My question is the following Lemma.
Throughout this question, $R$ always denotes a prime ring with involution ${*}$ and an automorphism $\sigma$, which is not commutative. An additive map $D: R\rightarrow R$ is called a Jordan $({*}, \sigma)$-derivation if $ D(x^2) = D(x)x^{*} + x^{\sigma}D(x)$ for all $x \in R.$
LEMMA: Suppose that there exists $q \in Q_{ml}(R)$ such that $ D(x) = x^{\sigma}q - qx^{*}$ for all $x \in R$. Then $q \in Q_{ms}(R)$. Here $Q_{ml}(R)$ and $Q_{ms}(R)$ are the maximal left quotient ring and maximal symmetric ring of quotient respectively.
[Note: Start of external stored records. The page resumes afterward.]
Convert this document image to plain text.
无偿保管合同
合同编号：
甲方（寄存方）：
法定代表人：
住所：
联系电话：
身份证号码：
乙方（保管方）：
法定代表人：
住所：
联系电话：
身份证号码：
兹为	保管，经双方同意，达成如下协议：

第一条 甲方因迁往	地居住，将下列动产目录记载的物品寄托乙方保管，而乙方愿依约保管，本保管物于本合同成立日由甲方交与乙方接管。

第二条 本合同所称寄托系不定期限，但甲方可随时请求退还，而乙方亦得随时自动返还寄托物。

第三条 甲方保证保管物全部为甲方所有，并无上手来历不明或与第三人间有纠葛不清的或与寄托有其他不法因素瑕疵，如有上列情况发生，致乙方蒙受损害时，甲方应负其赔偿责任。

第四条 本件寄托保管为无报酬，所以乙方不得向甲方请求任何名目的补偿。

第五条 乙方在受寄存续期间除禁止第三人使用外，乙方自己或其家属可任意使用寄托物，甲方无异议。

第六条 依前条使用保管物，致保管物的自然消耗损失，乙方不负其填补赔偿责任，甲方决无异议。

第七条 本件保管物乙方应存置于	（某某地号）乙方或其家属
PROOF: The definition of $Q_{ms}(R)$ is the set consisting of the elements $x$ such that $xA\subseteq R$ and $Bx\subseteq R$ for some dense right ideal $A$ of $R$ and some dense left ideal $B$ of $R$.
Now, $ D(y) = y^{\sigma}q - qy^{*}$ for all $y \in R$. Since $q \in Q_{ml}(R)$, $\lambda q \subseteq R$ for some dense left ideal $\lambda$ of $R$. Note that $\lambda^{\sigma}$ is a dense left ideal and $\lambda^{*}$ is a dense right ideal of R. For $y \in \lambda$, we have to prove $ qy^{*} = y^{\sigma}q - D(y) \in R$ ? But how could I show $y^{\sigma}q \in R$ ? That is, $\lambda^{\sigma}q \subseteq R$ ? Or we have to find a dense right ideal $J$ of $R$ such that $qJ \subseteq R$. Then this will proves that $q \in Q_{ms}(R)$, but I was unable to find such an ideal. Please give me some hint. How could I prove it?